Considering its lipid solubility, 2,4-DNP should readily distribute to and store in fat tissue, which can result in “secondary poisoning”. However, presently no relevant data are available. Controversy still surrounds the efficiency of HP for removing 2,4-DNP. Theoretically, the styrene/divinylbenzene copolymer (resin) used in HP should effectively absorb lipophilic compounds. Without pharmacokinetic data from well-controlled studies, we cannot make firm conclusions regarding the scavenging action of resin HP. Certainly, it can simultaneously maintain electrolyte balance, control body temperature, and protect the liver and kidney. Moreover, resin HP has successfully treated some patients who have overdosed on highly lipid solubility drugs (Licari et al., 2009; Sikma et al., 2012; Zhang et al., 2012; Brandenburg et al., 2014; Shang and Lu, 2015). Such poisoning accidents were rare and are clinically critical, and it was difficult to perform a well-controlled study. Clinically, since the condition of a patient with acute 2,4-DNP intoxication is closely related to the plasma toxin concentration, the therapeutic effect of HP is closely associated with the elimination efficiency of HP on plasma toxin. In our study, the total clearance rate in the intensive HP group was apparently higher than that in the routine HP group, with statistical significance. Simultaneously, the elimination half-life (t1/2) of 2,4-DNP in the intensive HP group was apparently shorter than that in the routine HP group, with statistical significance. It inferred that the different time and intensity of resin HP might be the reason to the differences in the total clearance rate and elimination half-life (t1/2) between the two groups. In view of the therapeutic process of these patients, we tend to think that longer and more frequent resin HP may accelerate the elimination of the poison.

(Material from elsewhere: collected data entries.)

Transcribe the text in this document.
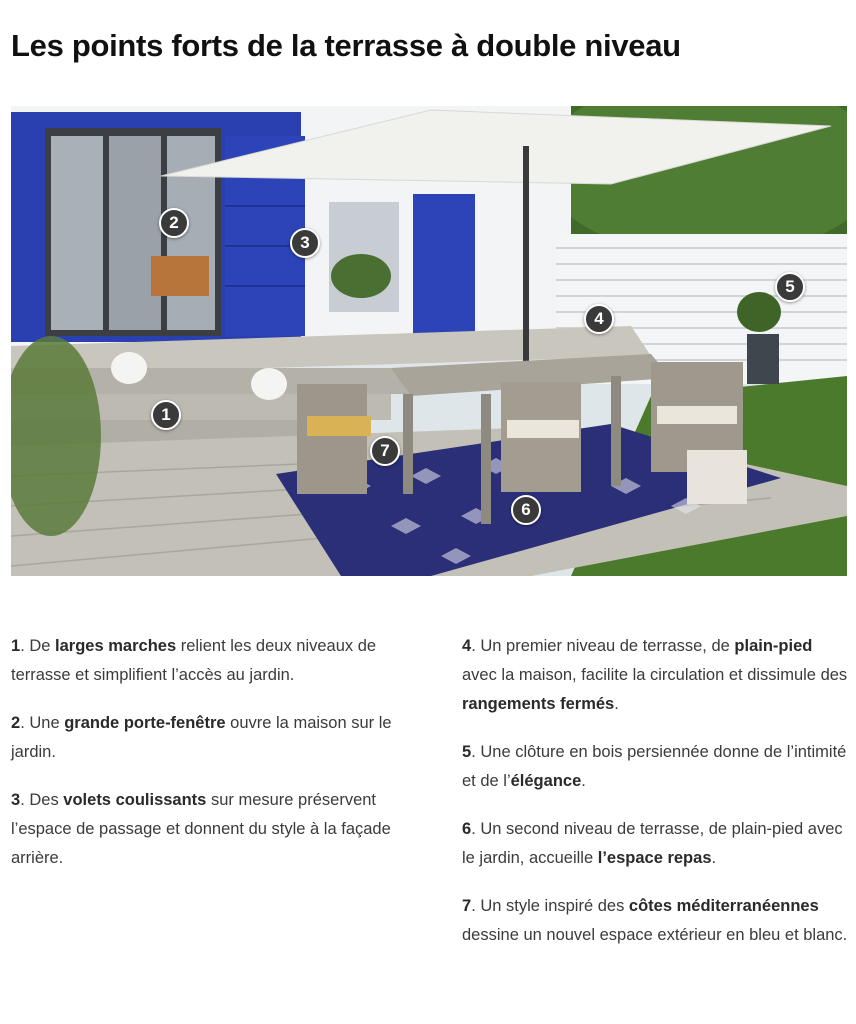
Les points forts de la terrasse à double niveau
1
2
3
4
5
6
7

1. De larges marches relient les deux niveaux de terrasse et simplifient l’accès au jardin.

2. Une grande porte-fenêtre ouvre la maison sur le jardin.

3. Des volets coulissants sur mesure préservent l’espace de passage et donnent du style à la façade arrière.

4. Un premier niveau de terrasse, de plain-pied avec la maison, facilite la circulation et dissimule des rangements fermés.

5. Une clôture en bois persiennée donne de l’intimité et de l’élégance.

6. Un second niveau de terrasse, de plain-pied avec le jardin, accueille l’espace repas.

7. Un style inspiré des côtes méditerranéennes dessine un nouvel espace extérieur en bleu et blanc.
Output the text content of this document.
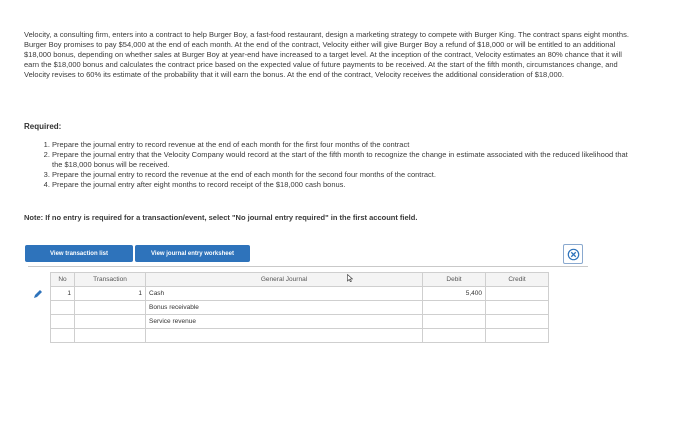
Velocity, a consulting firm, enters into a contract to help Burger Boy, a fast-food restaurant, design a marketing strategy to compete with Burger King. The contract spans eight months. Burger Boy promises to pay $54,000 at the end of each month. At the end of the contract, Velocity either will give Burger Boy a refund of $18,000 or will be entitled to an additional $18,000 bonus, depending on whether sales at Burger Boy at year-end have increased to a target level. At the inception of the contract, Velocity estimates an 80% chance that it will earn the $18,000 bonus and calculates the contract price based on the expected value of future payments to be received. At the start of the fifth month, circumstances change, and Velocity revises to 60% its estimate of the probability that it will earn the bonus. At the end of the contract, Velocity receives the additional consideration of $18,000.

Required:

1. Prepare the journal entry to record revenue at the end of each month for the first four months of the contract
2. Prepare the journal entry that the Velocity Company would record at the start of the fifth month to recognize the change in estimate associated with the reduced likelihood that the $18,000 bonus will be received.
3. Prepare the journal entry to record the revenue at the end of each month for the second four months of the contract.
4. Prepare the journal entry after eight months to record receipt of the $18,000 cash bonus.

Note: If no entry is required for a transaction/event, select "No journal entry required" in the first account field.

View transaction list	View journal entry worksheet
No	Transaction	General Journal	Debit	Credit
1	1	Cash	5,400	
		Bonus receivable		
		Service revenue		
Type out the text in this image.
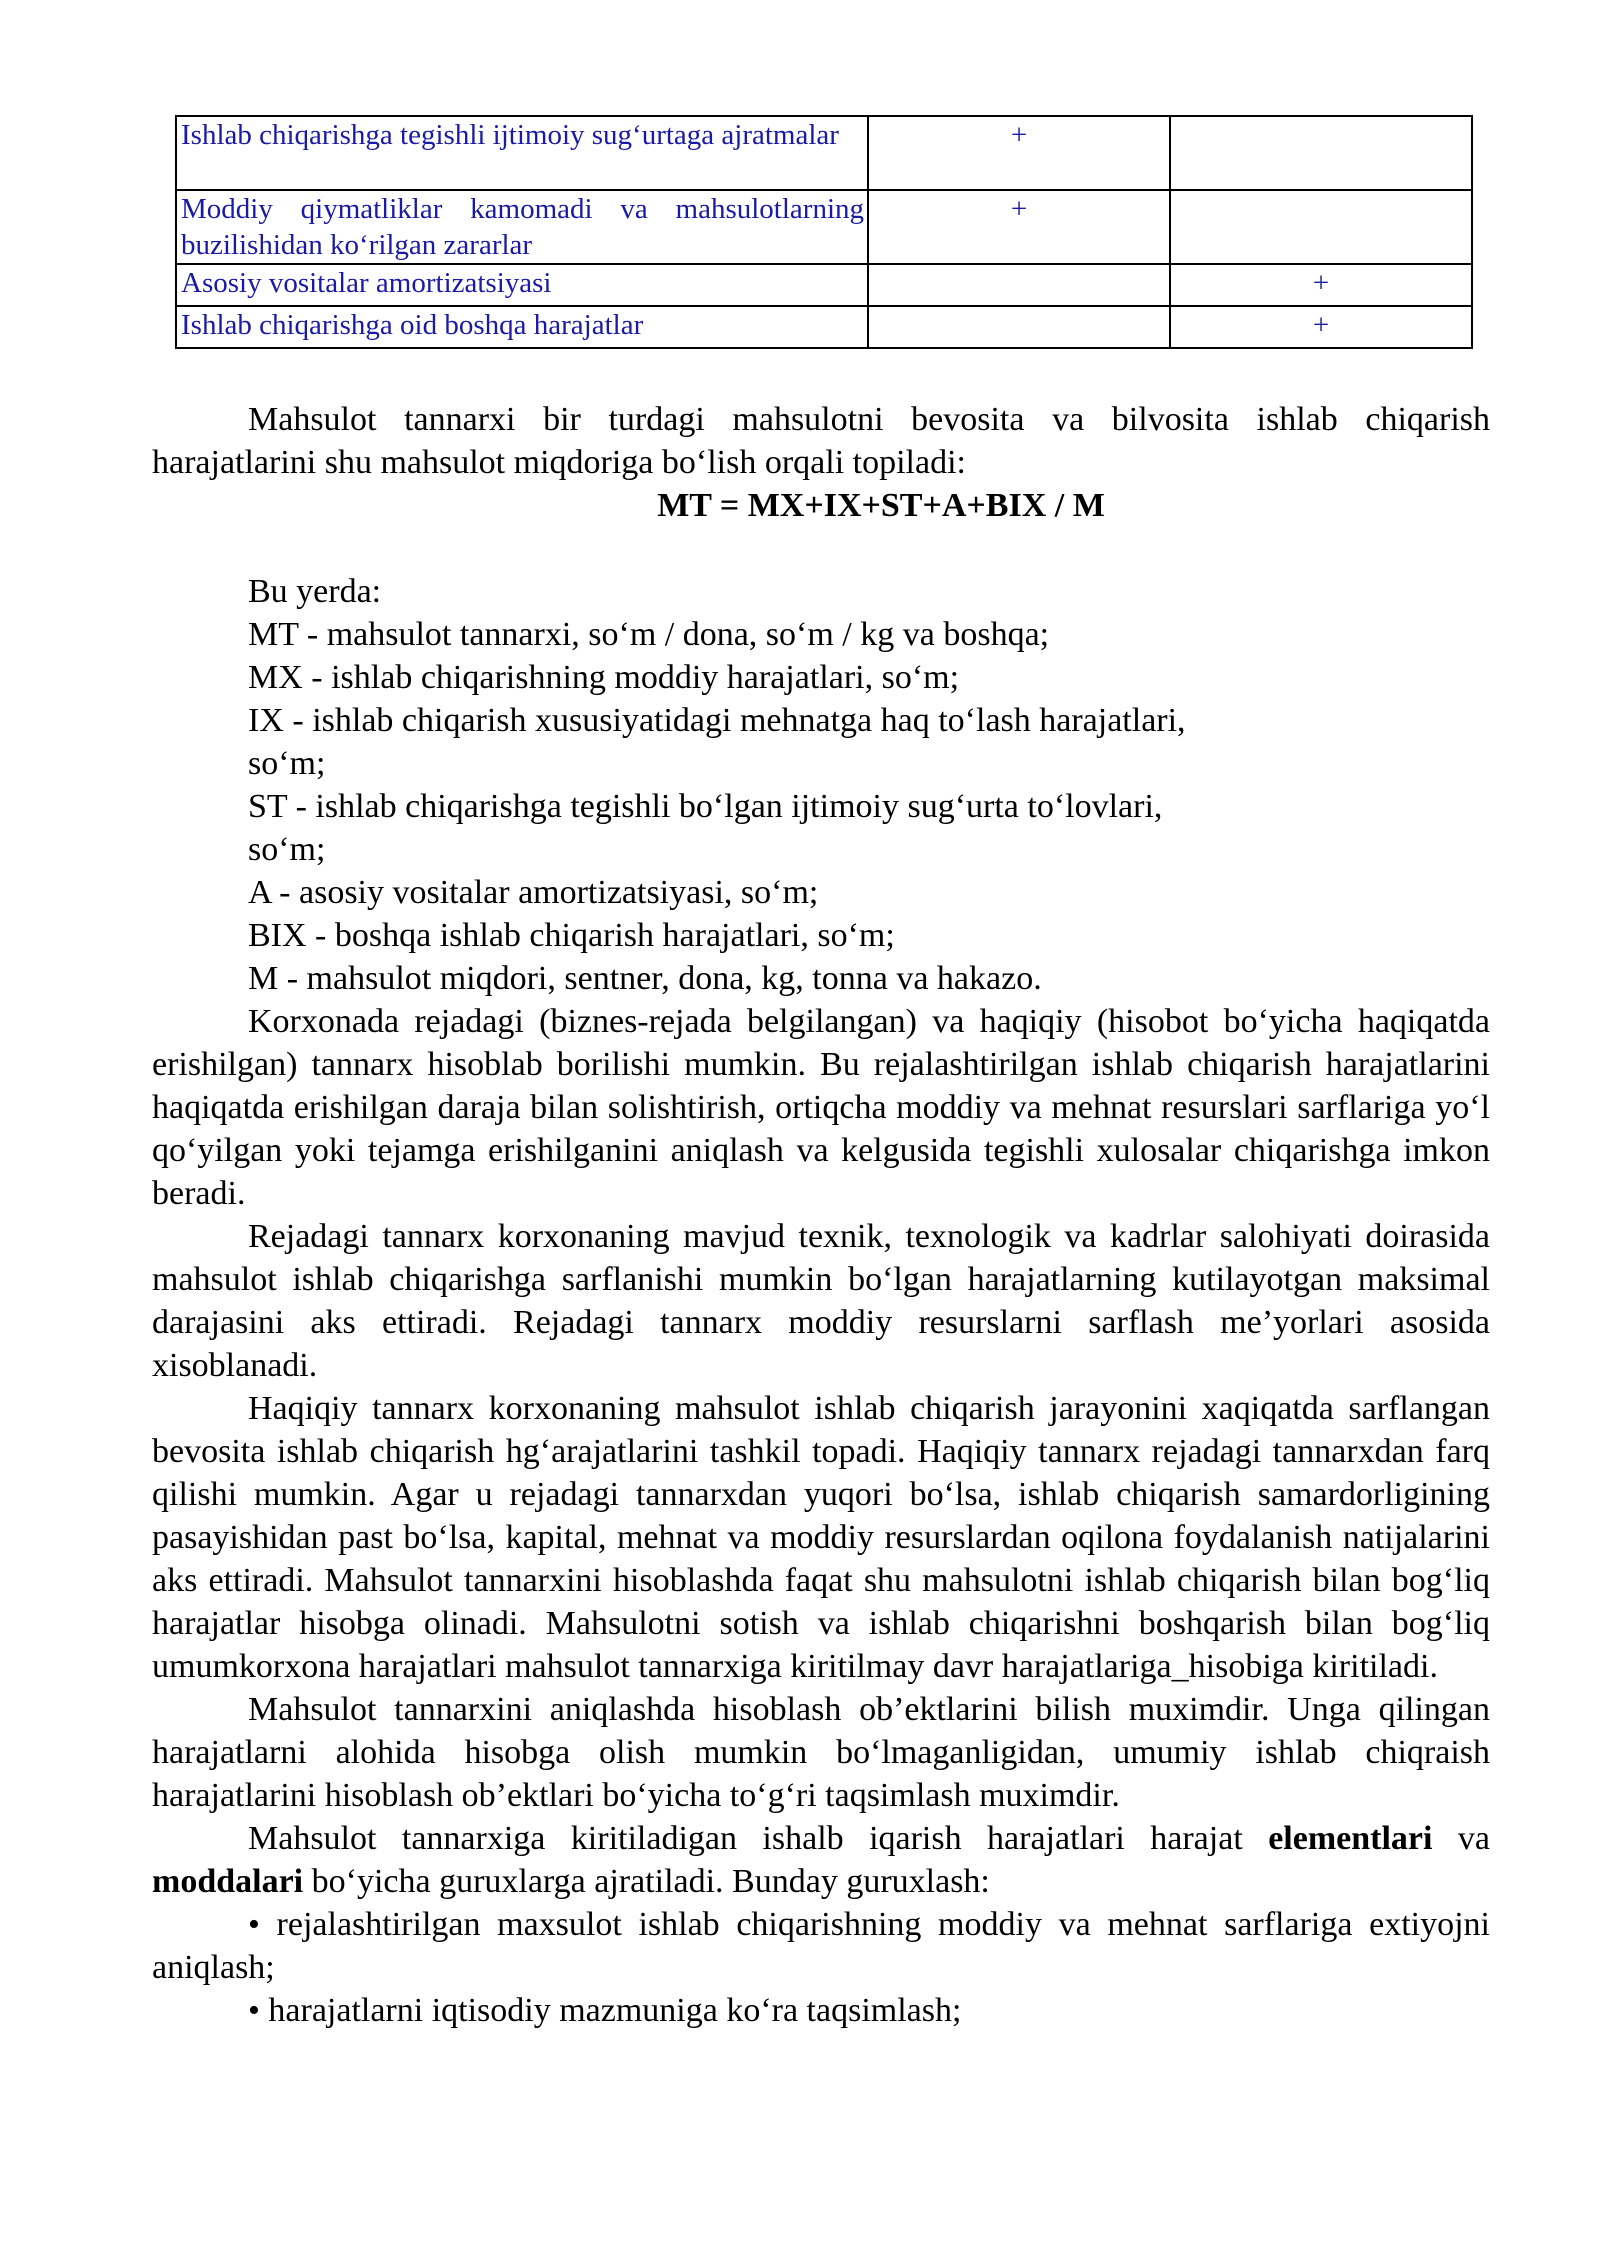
Ishlab chiqarishga tegishli ijtimoiy sug‘urtaga ajratmalar	+	
Moddiy qiymatliklar kamomadi va mahsulotlarning buzilishidan ko‘rilgan zararlar	+	
Asosiy vositalar amortizatsiyasi		+
Ishlab chiqarishga oid boshqa harajatlar		+

Mahsulot tannarxi bir turdagi mahsulotni bevosita va bilvosita ishlab chiqarish harajatlarini shu mahsulot miqdoriga bo‘lish orqali topiladi:

MT = MX+IX+ST+A+BIX / M

Bu yerda:

MT - mahsulot tannarxi, so‘m / dona, so‘m / kg va boshqa;

MX - ishlab chiqarishning moddiy harajatlari, so‘m;

IX - ishlab chiqarish xususiyatidagi mehnatga haq to‘lash harajatlari, so‘m;

ST - ishlab chiqarishga tegishli bo‘lgan ijtimoiy sug‘urta to‘lovlari, so‘m;

A - asosiy vositalar amortizatsiyasi, so‘m;

BIX - boshqa ishlab chiqarish harajatlari, so‘m;

M - mahsulot miqdori, sentner, dona, kg, tonna va hakazo.

Korxonada rejadagi (biznes-rejada belgilangan) va haqiqiy (hisobot bo‘yicha haqiqatda erishilgan) tannarx hisoblab borilishi mumkin. Bu rejalashtirilgan ishlab chiqarish harajatlarini haqiqatda erishilgan daraja bilan solishtirish, ortiqcha moddiy va mehnat resurslari sarflariga yo‘l qo‘yilgan yoki tejamga erishilganini aniqlash va kelgusida tegishli xulosalar chiqarishga imkon beradi.

Rejadagi tannarx korxonaning mavjud texnik, texnologik va kadrlar salohiyati doirasida mahsulot ishlab chiqarishga sarflanishi mumkin bo‘lgan harajatlarning kutilayotgan maksimal darajasini aks ettiradi. Rejadagi tannarx moddiy resurslarni sarflash me’yorlari asosida xisoblanadi.

Haqiqiy tannarx korxonaning mahsulot ishlab chiqarish jarayonini xaqiqatda sarflangan bevosita ishlab chiqarish hg‘arajatlarini tashkil topadi. Haqiqiy tannarx rejadagi tannarxdan farq qilishi mumkin. Agar u rejadagi tannarxdan yuqori bo‘lsa, ishlab chiqarish samardorligining pasayishidan past bo‘lsa, kapital, mehnat va moddiy resurslardan oqilona foydalanish natijalarini aks ettiradi. Mahsulot tannarxini hisoblashda faqat shu mahsulotni ishlab chiqarish bilan bog‘liq harajatlar hisobga olinadi. Mahsulotni sotish va ishlab chiqarishni boshqarish bilan bog‘liq umumkorxona harajatlari mahsulot tannarxiga kiritilmay davr harajatlariga_hisobiga kiritiladi.

Mahsulot tannarxini aniqlashda hisoblash ob’ektlarini bilish muximdir. Unga qilingan harajatlarni alohida hisobga olish mumkin bo‘lmaganligidan, umumiy ishlab chiqraish harajatlarini hisoblash ob’ektlari bo‘yicha to‘g‘ri taqsimlash muximdir.

Mahsulot tannarxiga kiritiladigan ishalb iqarish harajatlari harajat elementlari va moddalari bo‘yicha guruxlarga ajratiladi. Bunday guruxlash:

• rejalashtirilgan maxsulot ishlab chiqarishning moddiy va mehnat sarflariga extiyojni aniqlash;

• harajatlarni iqtisodiy mazmuniga ko‘ra taqsimlash;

This clinical study has several limitations. First, the plasma 2,4-DNP concentration before HP treatment in the two groups varied significantly, and might influence the elimination effect of resin HP on plasma toxin. Second, the sample size was not large and the randomization was not implemented nicely, based on a cohort study. Third, due to the limited conditions, the dynamic monitoring of plasma 2,4-DNP concentration was not implemented in the process of resin HP, which might be more accurate in evaluating the scavenging effect of resin HP. Fourth, all the cases came from one family in this study, slightly lacking in representation. Thus, further clinical or animal studies are needed to find out the optimized therapeutic time and frequency of resin HP for patients with acute 2,4-DNP poisoning so as to improve their overall prognosis.

Compliance with ethics guidelines

Xue-hong ZHAO, Jiu-kun JIANG, and Yuan-qiang LU declare that they have no conflict of interest.

All procedures followed were in accordance with the ethical standards of the responsible committee on human experimentation (institutional and national) and with the Helsinki Declaration of 1975, as revised in 2008 (5). Informed consent was obtained from all patients for being included in the study.